Gemeinsam mit seinen europäischen Nachbarn hat sich Deutschland das Ziel gesetzt, einen gemeinsamen Hochschulraum in Europa zu schaffen. Damit soll den zunehmend wichtiger werdenden Faktoren Mobilität, Flexibilität und Internationalität von Studierenden und Forschern Rechnung getragen werden. Durch das stärkere Zusammenwachsen kann das europäische Wissenspotential besser genutzt werden. Das gewährleistet die zukünftige Wettbewerbsfähigkeit der europäischen Hochschulen in der Welt.
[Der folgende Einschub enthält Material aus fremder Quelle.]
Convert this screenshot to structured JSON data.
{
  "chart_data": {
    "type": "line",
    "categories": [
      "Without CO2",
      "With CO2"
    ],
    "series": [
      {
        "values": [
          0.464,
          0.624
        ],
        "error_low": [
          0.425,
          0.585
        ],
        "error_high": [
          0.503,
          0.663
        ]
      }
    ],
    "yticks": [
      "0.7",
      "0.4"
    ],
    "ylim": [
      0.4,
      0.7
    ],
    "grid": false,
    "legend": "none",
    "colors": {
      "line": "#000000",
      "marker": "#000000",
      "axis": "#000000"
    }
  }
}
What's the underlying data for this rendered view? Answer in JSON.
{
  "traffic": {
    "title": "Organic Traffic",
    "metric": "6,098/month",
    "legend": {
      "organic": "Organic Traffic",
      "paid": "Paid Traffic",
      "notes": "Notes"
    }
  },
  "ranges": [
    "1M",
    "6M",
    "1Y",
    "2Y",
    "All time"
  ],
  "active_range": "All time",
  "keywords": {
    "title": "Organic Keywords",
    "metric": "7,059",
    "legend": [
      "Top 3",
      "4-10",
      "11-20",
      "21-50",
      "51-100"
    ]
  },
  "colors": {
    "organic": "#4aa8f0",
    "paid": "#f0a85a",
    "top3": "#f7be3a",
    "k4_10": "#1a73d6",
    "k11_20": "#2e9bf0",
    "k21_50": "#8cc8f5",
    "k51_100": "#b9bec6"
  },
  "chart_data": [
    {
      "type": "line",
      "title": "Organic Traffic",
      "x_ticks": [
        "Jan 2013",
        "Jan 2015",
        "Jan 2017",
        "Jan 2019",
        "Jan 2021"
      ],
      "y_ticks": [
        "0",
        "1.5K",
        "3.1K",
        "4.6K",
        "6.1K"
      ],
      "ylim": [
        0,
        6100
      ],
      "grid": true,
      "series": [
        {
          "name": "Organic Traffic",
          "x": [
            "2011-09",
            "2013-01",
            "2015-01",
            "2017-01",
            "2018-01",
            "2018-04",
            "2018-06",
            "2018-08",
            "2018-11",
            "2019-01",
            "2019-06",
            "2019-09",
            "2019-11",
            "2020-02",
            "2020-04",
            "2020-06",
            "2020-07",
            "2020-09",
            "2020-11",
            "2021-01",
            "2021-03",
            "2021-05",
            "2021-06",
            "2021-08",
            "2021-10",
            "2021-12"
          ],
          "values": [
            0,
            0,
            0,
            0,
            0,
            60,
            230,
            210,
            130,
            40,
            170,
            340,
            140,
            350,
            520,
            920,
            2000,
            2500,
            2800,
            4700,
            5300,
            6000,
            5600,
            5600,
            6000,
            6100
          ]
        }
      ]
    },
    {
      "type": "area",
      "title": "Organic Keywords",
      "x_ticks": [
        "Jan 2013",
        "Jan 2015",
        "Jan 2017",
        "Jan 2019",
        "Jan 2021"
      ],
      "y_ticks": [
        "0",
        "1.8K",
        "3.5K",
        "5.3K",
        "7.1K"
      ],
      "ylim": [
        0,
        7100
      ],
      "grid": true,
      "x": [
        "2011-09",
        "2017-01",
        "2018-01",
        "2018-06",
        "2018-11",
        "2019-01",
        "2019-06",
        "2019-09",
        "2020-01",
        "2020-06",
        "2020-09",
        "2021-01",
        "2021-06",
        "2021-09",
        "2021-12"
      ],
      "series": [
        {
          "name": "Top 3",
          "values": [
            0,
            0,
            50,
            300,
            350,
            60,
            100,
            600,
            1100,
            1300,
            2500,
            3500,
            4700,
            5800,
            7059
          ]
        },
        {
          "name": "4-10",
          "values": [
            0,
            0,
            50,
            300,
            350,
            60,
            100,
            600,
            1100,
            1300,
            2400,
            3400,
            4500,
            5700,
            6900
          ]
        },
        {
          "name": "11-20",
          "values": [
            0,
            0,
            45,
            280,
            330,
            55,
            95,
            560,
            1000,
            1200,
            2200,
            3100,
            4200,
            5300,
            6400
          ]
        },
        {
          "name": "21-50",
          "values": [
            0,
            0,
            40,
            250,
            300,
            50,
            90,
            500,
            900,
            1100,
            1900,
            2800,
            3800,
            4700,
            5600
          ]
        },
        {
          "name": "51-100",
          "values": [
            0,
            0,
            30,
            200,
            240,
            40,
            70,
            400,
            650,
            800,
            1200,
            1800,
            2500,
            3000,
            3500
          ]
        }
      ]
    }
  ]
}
In der italienischen Stadt Bologna haben die beteiligten europäischen Staaten im Jahr 1999 zu diesem Zweck die so genannte Bologna-Deklaration verabschiedet. Das Kernelement dabei ist die Einführung eines gestuften Studiensystems mit den europaweit vergleichbaren akademischen Abschlüssen Bachelor und Master. Im Einzelnen wurde vereinbart,
- ein System leicht verständlicher und vergleichbarer Abschlüsse und
- ein zweistufiges System von Studienabschlüssen (undergraduate/graduate) zu schaffen,
- ein Leistungspunktesystem (nach dem ECTS-Modell) einzuführen,
- die Mobilität durch Beseitigung von Mobilitätshemmnissen und
- die europäische Zusammenarbeit im Bereich der Qualitätssicherung sowie
- die europäische Dimension in der Hochschulausbildung zu fördern.
Bologna folgten mittlerweile Nachfolgekonferenzen in Prag (2001), Berlin (2003), Bergen (2005) und London (2007), auf denen weitere bildungspolitische Ziele vereinbart wurden.